In 1961, still on the Polydor label, he recorded Don Octavio Henrique de los Boleros, a fruit of his trip to Mexico, surprised with his velvety voice and perfect diction, singing Latin classics: Amor (Gabriel Ruiz, Ricardo Lopez), Hypocrite (Carlos Crespo) , Luna Lunera (Tony Fergo), A Little Bit of Your Love (Julio Gutiérrez), Maria Bonita (Agustin Lara). That same year he participated as an actor in the film I Want to Die in Carnival, shot in Rio de Janeiro and in Mexico City, directed by Fernando Cortez.

In 1968, the writer Eneida de Moraes (a profound connoisseur of momesque festivities) promoted in the Casa Grande Theater, in Leblon, the memorable spectacle Carnavália, starring Blecaute alongside Marlene and Nuno Roland, perpetuated in two volumes edited by the Museum of Image and Do Som / RJ: Carnavália: Eneida It tells the history of the Carnival, shown in thematic blocks, that synthesize musically our biggest popular party.

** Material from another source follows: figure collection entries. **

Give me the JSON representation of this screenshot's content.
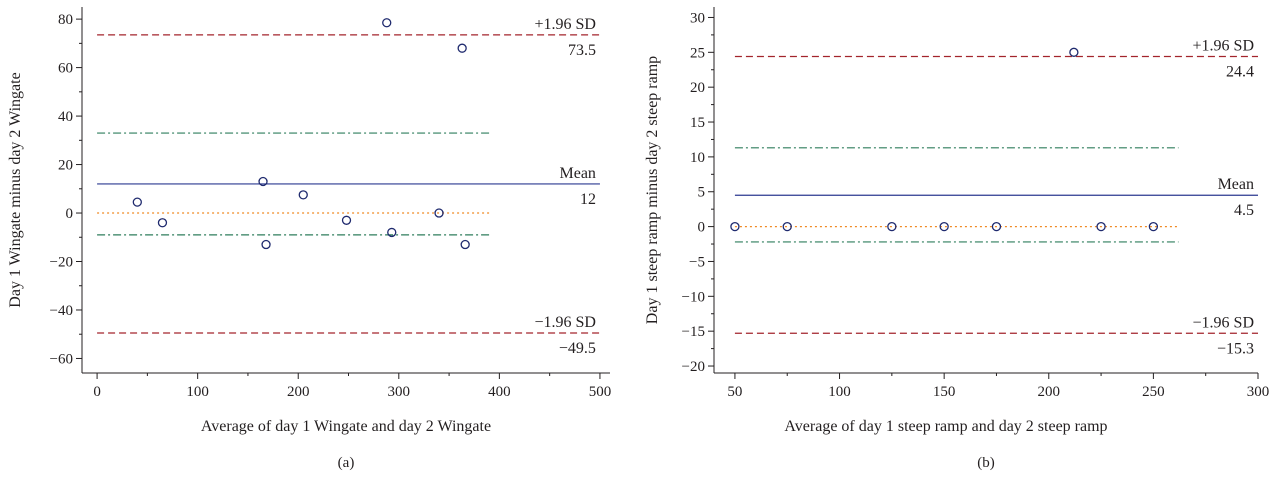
{
  "chart_data": [
    {
      "type": "scatter",
      "caption": "(a)",
      "xlabel": "Average of day 1 Wingate and day 2 Wingate",
      "ylabel": "Day 1 Wingate minus day 2 Wingate",
      "xlim": [
        -15,
        510
      ],
      "ylim": [
        -66,
        85
      ],
      "xticks": [
        0,
        100,
        200,
        300,
        400,
        500
      ],
      "yticks": [
        -60,
        -40,
        -20,
        0,
        20,
        40,
        60,
        80
      ],
      "grid": false,
      "points": [
        {
          "x": 40,
          "y": 4.5
        },
        {
          "x": 65,
          "y": -4
        },
        {
          "x": 165,
          "y": 13
        },
        {
          "x": 168,
          "y": -13
        },
        {
          "x": 205,
          "y": 7.5
        },
        {
          "x": 248,
          "y": -3
        },
        {
          "x": 288,
          "y": 78.5
        },
        {
          "x": 293,
          "y": -8
        },
        {
          "x": 340,
          "y": 0
        },
        {
          "x": 363,
          "y": 68
        },
        {
          "x": 366,
          "y": -13
        }
      ],
      "reference_lines": [
        {
          "name": "+1.96 SD",
          "value": 73.5,
          "value_label": "73.5",
          "x_end": 500,
          "style": "dashed",
          "color": "#a3242c"
        },
        {
          "name": "",
          "value": 33,
          "value_label": "",
          "x_end": 390,
          "style": "dashdot",
          "color": "#2e7d5c"
        },
        {
          "name": "Mean",
          "value": 12,
          "value_label": "12",
          "x_end": 500,
          "style": "solid",
          "color": "#2b3990"
        },
        {
          "name": "",
          "value": 0,
          "value_label": "",
          "x_end": 390,
          "style": "dotted",
          "color": "#f08a24"
        },
        {
          "name": "",
          "value": -9,
          "value_label": "",
          "x_end": 390,
          "style": "dashdot",
          "color": "#2e7d5c"
        },
        {
          "name": "−1.96 SD",
          "value": -49.5,
          "value_label": "−49.5",
          "x_end": 500,
          "style": "dashed",
          "color": "#a3242c"
        }
      ]
    },
    {
      "type": "scatter",
      "caption": "(b)",
      "xlabel": "Average of day 1 steep ramp and day 2 steep ramp",
      "ylabel": "Day 1 steep ramp minus day 2 steep ramp",
      "xlim": [
        40,
        300
      ],
      "ylim": [
        -21,
        31.5
      ],
      "xticks": [
        50,
        100,
        150,
        200,
        250,
        300
      ],
      "yticks": [
        -20,
        -15,
        -10,
        -5,
        0,
        5,
        10,
        15,
        20,
        25,
        30
      ],
      "grid": false,
      "points": [
        {
          "x": 50,
          "y": 0
        },
        {
          "x": 75,
          "y": 0
        },
        {
          "x": 125,
          "y": 0
        },
        {
          "x": 150,
          "y": 0
        },
        {
          "x": 175,
          "y": 0
        },
        {
          "x": 212,
          "y": 25
        },
        {
          "x": 225,
          "y": 0
        },
        {
          "x": 250,
          "y": 0
        }
      ],
      "reference_lines": [
        {
          "name": "+1.96 SD",
          "value": 24.4,
          "value_label": "24.4",
          "x_end": 300,
          "style": "dashed",
          "color": "#a3242c"
        },
        {
          "name": "",
          "value": 11.3,
          "value_label": "",
          "x_end": 262,
          "style": "dashdot",
          "color": "#2e7d5c"
        },
        {
          "name": "Mean",
          "value": 4.5,
          "value_label": "4.5",
          "x_end": 300,
          "style": "solid",
          "color": "#2b3990"
        },
        {
          "name": "",
          "value": 0,
          "value_label": "",
          "x_end": 262,
          "style": "dotted",
          "color": "#f08a24"
        },
        {
          "name": "",
          "value": -2.2,
          "value_label": "",
          "x_end": 262,
          "style": "dashdot",
          "color": "#2e7d5c"
        },
        {
          "name": "−1.96 SD",
          "value": -15.3,
          "value_label": "−15.3",
          "x_end": 300,
          "style": "dashed",
          "color": "#a3242c"
        }
      ]
    }
  ]
}
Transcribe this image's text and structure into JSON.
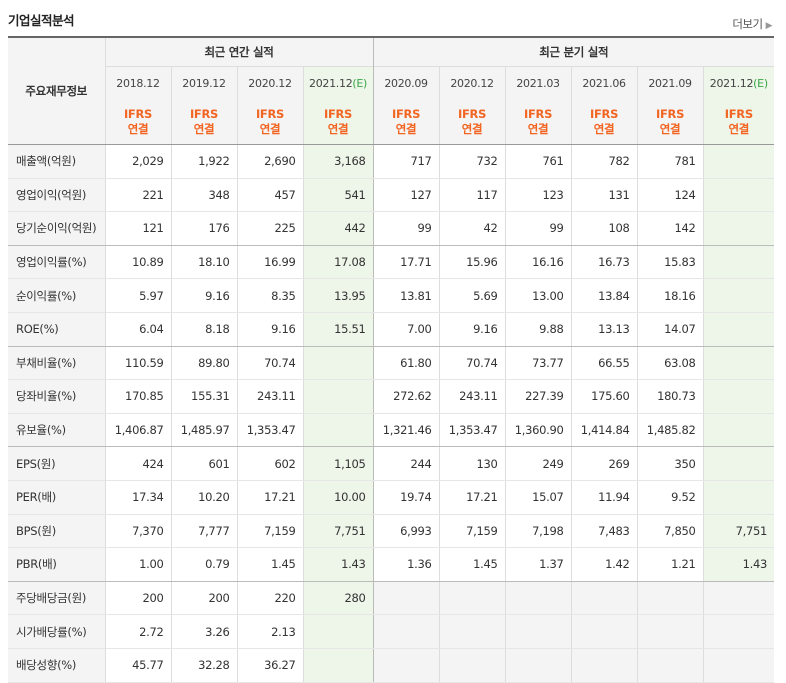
{
  "title": "기업실적분석",
  "more_label": "더보기",
  "header": {
    "corner": "주요재무정보",
    "annual": "최근 연간 실적",
    "quarterly": "최근 분기 실적",
    "annual_periods": [
      "2018.12",
      "2019.12",
      "2020.12",
      "2021.12"
    ],
    "quarter_periods": [
      "2020.09",
      "2020.12",
      "2021.03",
      "2021.06",
      "2021.09",
      "2021.12"
    ],
    "estimate_mark": "(E)",
    "ifrs": "IFRS",
    "basis": "연결"
  },
  "rows": [
    {
      "label": "매출액(억원)",
      "values": [
        "2,029",
        "1,922",
        "2,690",
        "3,168",
        "717",
        "732",
        "761",
        "782",
        "781",
        ""
      ]
    },
    {
      "label": "영업이익(억원)",
      "values": [
        "221",
        "348",
        "457",
        "541",
        "127",
        "117",
        "123",
        "131",
        "124",
        ""
      ]
    },
    {
      "label": "당기순이익(억원)",
      "values": [
        "121",
        "176",
        "225",
        "442",
        "99",
        "42",
        "99",
        "108",
        "142",
        ""
      ]
    },
    {
      "label": "영업이익률(%)",
      "values": [
        "10.89",
        "18.10",
        "16.99",
        "17.08",
        "17.71",
        "15.96",
        "16.16",
        "16.73",
        "15.83",
        ""
      ]
    },
    {
      "label": "순이익률(%)",
      "values": [
        "5.97",
        "9.16",
        "8.35",
        "13.95",
        "13.81",
        "5.69",
        "13.00",
        "13.84",
        "18.16",
        ""
      ]
    },
    {
      "label": "ROE(%)",
      "values": [
        "6.04",
        "8.18",
        "9.16",
        "15.51",
        "7.00",
        "9.16",
        "9.88",
        "13.13",
        "14.07",
        ""
      ]
    },
    {
      "label": "부채비율(%)",
      "values": [
        "110.59",
        "89.80",
        "70.74",
        "",
        "61.80",
        "70.74",
        "73.77",
        "66.55",
        "63.08",
        ""
      ]
    },
    {
      "label": "당좌비율(%)",
      "values": [
        "170.85",
        "155.31",
        "243.11",
        "",
        "272.62",
        "243.11",
        "227.39",
        "175.60",
        "180.73",
        ""
      ]
    },
    {
      "label": "유보율(%)",
      "values": [
        "1,406.87",
        "1,485.97",
        "1,353.47",
        "",
        "1,321.46",
        "1,353.47",
        "1,360.90",
        "1,414.84",
        "1,485.82",
        ""
      ]
    },
    {
      "label": "EPS(원)",
      "values": [
        "424",
        "601",
        "602",
        "1,105",
        "244",
        "130",
        "249",
        "269",
        "350",
        ""
      ]
    },
    {
      "label": "PER(배)",
      "values": [
        "17.34",
        "10.20",
        "17.21",
        "10.00",
        "19.74",
        "17.21",
        "15.07",
        "11.94",
        "9.52",
        ""
      ]
    },
    {
      "label": "BPS(원)",
      "values": [
        "7,370",
        "7,777",
        "7,159",
        "7,751",
        "6,993",
        "7,159",
        "7,198",
        "7,483",
        "7,850",
        "7,751"
      ]
    },
    {
      "label": "PBR(배)",
      "values": [
        "1.00",
        "0.79",
        "1.45",
        "1.43",
        "1.36",
        "1.45",
        "1.37",
        "1.42",
        "1.21",
        "1.43"
      ]
    },
    {
      "label": "주당배당금(원)",
      "values": [
        "200",
        "200",
        "220",
        "280",
        "",
        "",
        "",
        "",
        "",
        ""
      ]
    },
    {
      "label": "시가배당률(%)",
      "values": [
        "2.72",
        "3.26",
        "2.13",
        "",
        "",
        "",
        "",
        "",
        "",
        ""
      ]
    },
    {
      "label": "배당성향(%)",
      "values": [
        "45.77",
        "32.28",
        "36.27",
        "",
        "",
        "",
        "",
        "",
        "",
        ""
      ]
    }
  ],
  "colors": {
    "ifrs_orange": "#f26522",
    "estimate_green": "#38a848",
    "estimate_bg": "#eef5e9",
    "header_bg": "#f4f4f4"
  }
}
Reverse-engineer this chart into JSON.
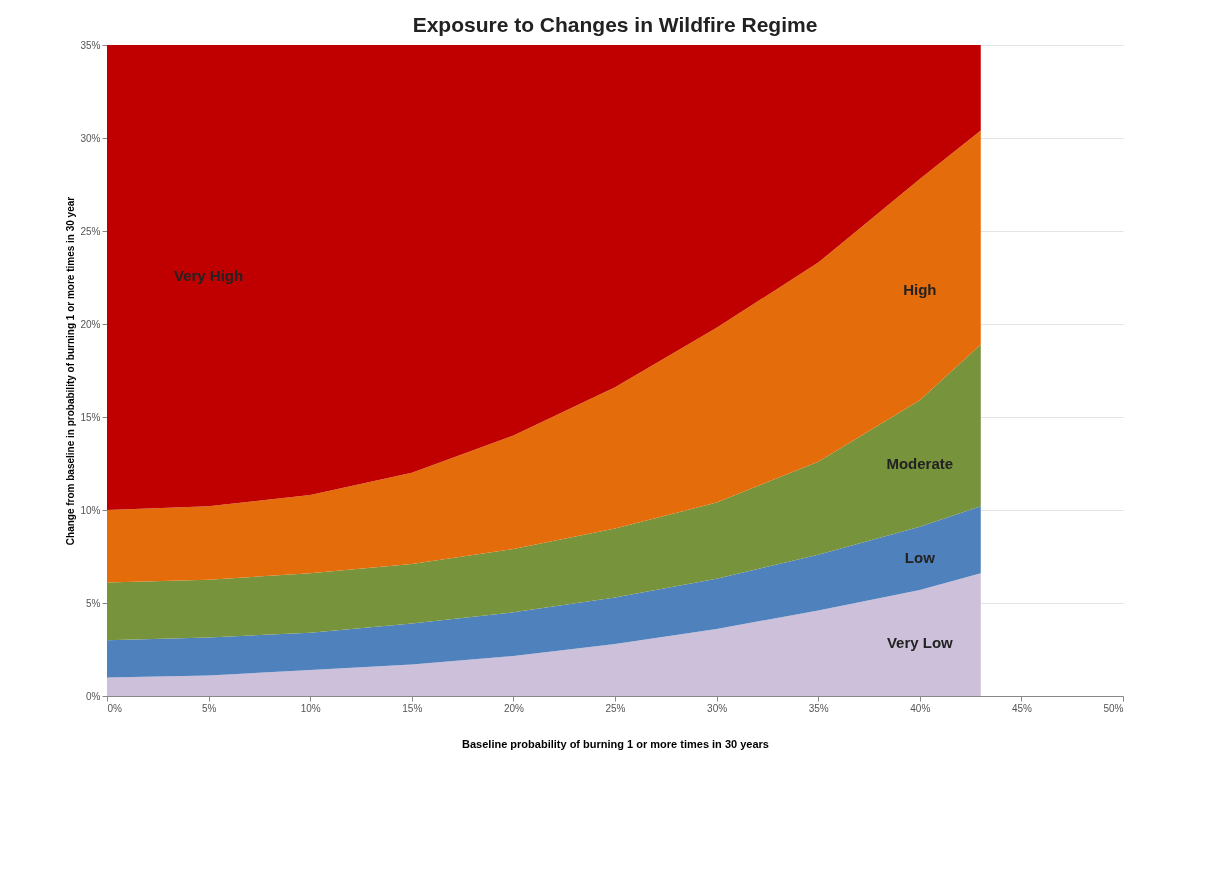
{
  "chart_data": {
    "type": "area",
    "stacked": true,
    "title": "Exposure to Changes in Wildfire Regime",
    "xlabel": "Baseline  probability of burning 1 or more times in 30 years",
    "ylabel": "Change from baseline in probability of burning 1 or more times in 30 year",
    "x": [
      0,
      5,
      10,
      15,
      20,
      25,
      30,
      35,
      40,
      43
    ],
    "series": [
      {
        "name": "Very Low",
        "color": "#ccc0da",
        "values": [
          1.0,
          1.1,
          1.4,
          1.7,
          2.15,
          2.8,
          3.6,
          4.6,
          5.7,
          6.6
        ]
      },
      {
        "name": "Low",
        "color": "#4f81bd",
        "values": [
          2.0,
          2.05,
          2.0,
          2.2,
          2.35,
          2.5,
          2.7,
          3.0,
          3.4,
          3.6
        ]
      },
      {
        "name": "Moderate",
        "color": "#77933c",
        "values": [
          3.1,
          3.1,
          3.2,
          3.2,
          3.4,
          3.7,
          4.1,
          5.0,
          6.8,
          8.7
        ]
      },
      {
        "name": "High",
        "color": "#e46c0a",
        "values": [
          3.9,
          3.95,
          4.2,
          4.9,
          6.1,
          7.6,
          9.4,
          10.7,
          11.9,
          11.5
        ]
      },
      {
        "name": "Very High",
        "color": "#c00000",
        "values": [
          25.0,
          24.8,
          24.2,
          23.0,
          21.0,
          18.4,
          15.2,
          11.7,
          7.2,
          4.6
        ]
      }
    ],
    "xlim": [
      0,
      50
    ],
    "ylim": [
      0,
      35
    ],
    "xticks": [
      {
        "value": 0,
        "label": "0%"
      },
      {
        "value": 5,
        "label": "5%"
      },
      {
        "value": 10,
        "label": "10%"
      },
      {
        "value": 15,
        "label": "15%"
      },
      {
        "value": 20,
        "label": "20%"
      },
      {
        "value": 25,
        "label": "25%"
      },
      {
        "value": 30,
        "label": "30%"
      },
      {
        "value": 35,
        "label": "35%"
      },
      {
        "value": 40,
        "label": "40%"
      },
      {
        "value": 45,
        "label": "45%"
      },
      {
        "value": 50,
        "label": "50%"
      }
    ],
    "yticks": [
      {
        "value": 0,
        "label": "0%"
      },
      {
        "value": 5,
        "label": "5%"
      },
      {
        "value": 10,
        "label": "10%"
      },
      {
        "value": 15,
        "label": "15%"
      },
      {
        "value": 20,
        "label": "20%"
      },
      {
        "value": 25,
        "label": "25%"
      },
      {
        "value": 30,
        "label": "30%"
      },
      {
        "value": 35,
        "label": "35%"
      }
    ],
    "grid": "y",
    "legend": false
  }
}
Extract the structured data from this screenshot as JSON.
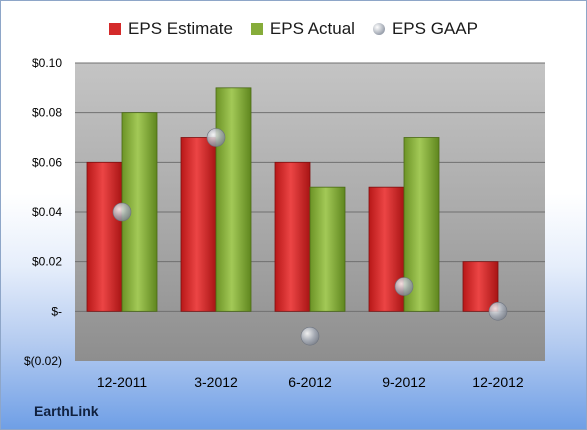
{
  "chart_data": {
    "type": "bar",
    "categories": [
      "12-2011",
      "3-2012",
      "6-2012",
      "9-2012",
      "12-2012"
    ],
    "series": [
      {
        "name": "EPS Estimate",
        "type": "bar",
        "values": [
          0.06,
          0.07,
          0.06,
          0.05,
          0.02
        ],
        "color": "#d42a2a"
      },
      {
        "name": "EPS Actual",
        "type": "bar",
        "values": [
          0.08,
          0.09,
          0.05,
          0.07,
          null
        ],
        "color": "#86ac3a"
      },
      {
        "name": "EPS GAAP",
        "type": "scatter",
        "values": [
          0.04,
          0.07,
          -0.01,
          0.01,
          0.0
        ],
        "color": "#a9b0bb"
      }
    ],
    "ylim": [
      -0.02,
      0.1
    ],
    "yticks": [
      {
        "value": 0.1,
        "label": "$0.10"
      },
      {
        "value": 0.08,
        "label": "$0.08"
      },
      {
        "value": 0.06,
        "label": "$0.06"
      },
      {
        "value": 0.04,
        "label": "$0.04"
      },
      {
        "value": 0.02,
        "label": "$0.02"
      },
      {
        "value": 0.0,
        "label": "$-"
      },
      {
        "value": -0.02,
        "label": "$(0.02)"
      }
    ],
    "grid": true,
    "legend_position": "top"
  },
  "footer": {
    "company": "EarthLink"
  }
}
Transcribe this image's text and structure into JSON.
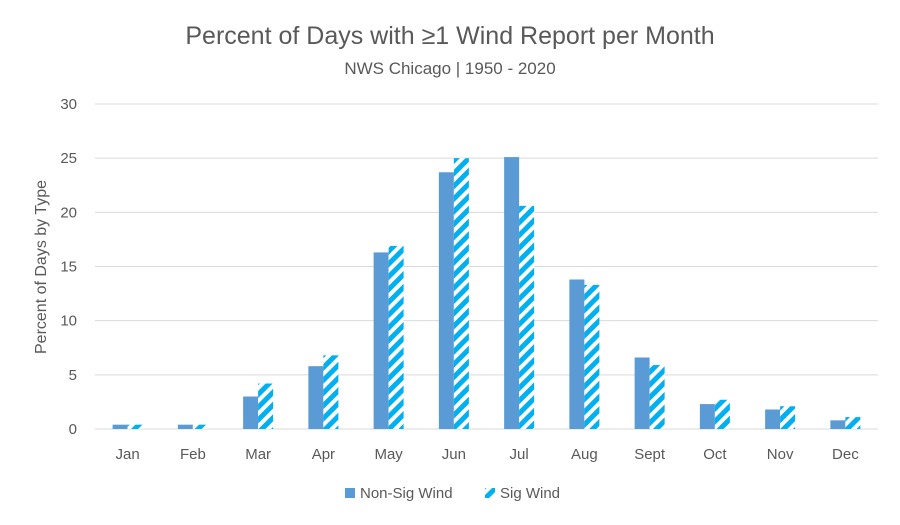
{
  "chart_data": {
    "type": "bar",
    "title": "Percent of Days with ≥1 Wind Report per Month",
    "subtitle": "NWS Chicago | 1950 - 2020",
    "xlabel": "",
    "ylabel": "Percent of Days by Type",
    "ylim": [
      0,
      30
    ],
    "yticks": [
      0,
      5,
      10,
      15,
      20,
      25,
      30
    ],
    "grid": true,
    "legend_position": "bottom",
    "categories": [
      "Jan",
      "Feb",
      "Mar",
      "Apr",
      "May",
      "Jun",
      "Jul",
      "Aug",
      "Sept",
      "Oct",
      "Nov",
      "Dec"
    ],
    "series": [
      {
        "name": "Non-Sig Wind",
        "color": "#5b9bd5",
        "pattern": "solid",
        "values": [
          0.4,
          0.4,
          3.0,
          5.8,
          16.3,
          23.7,
          25.1,
          13.8,
          6.6,
          2.3,
          1.8,
          0.8
        ]
      },
      {
        "name": "Sig Wind",
        "color": "#00b0f0",
        "pattern": "diagonal-stripes",
        "values": [
          0.4,
          0.4,
          4.2,
          6.8,
          16.9,
          25.0,
          20.6,
          13.3,
          5.9,
          2.7,
          2.1,
          1.1
        ]
      }
    ]
  }
}
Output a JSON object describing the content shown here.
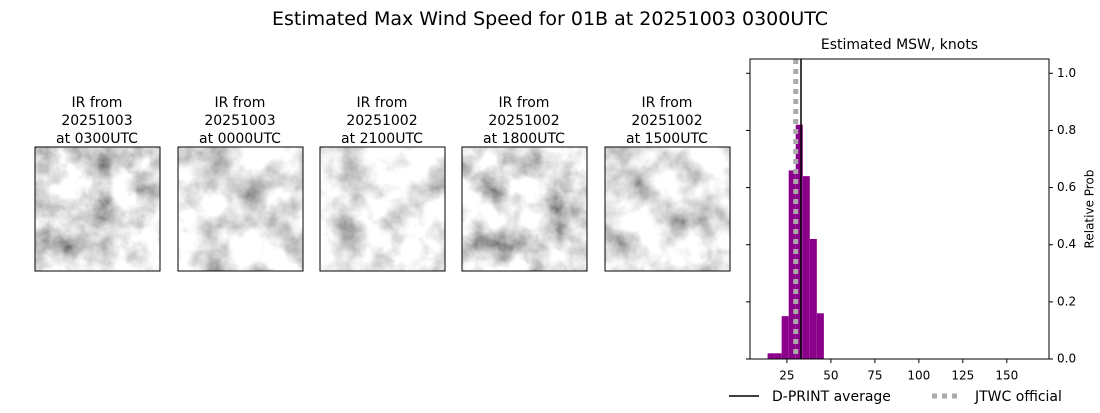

In the cinema, he also appeared in the classic musical Carnaval Atlântida (by José Carlos Burle, 1952), where he exhibited the already mentioned march Dona Cegonha (Armando Cavalcanti, Klécius Caldas) alongside the actress and dancer Maria Antonieta Pons. Champion of so many carnivals, a refined interpreter and versatile repertoire, always elegant, with many smiles, transmitted charm and sympathy, he was not given the right value.

Upon his death, the composer and writer Hermínio Bello de Carvalho defined the importance of Blancaute, with the following sentence: He was Garrincha of samba. A cheerful person, who distributed joy to others and forgot to save a little for himself.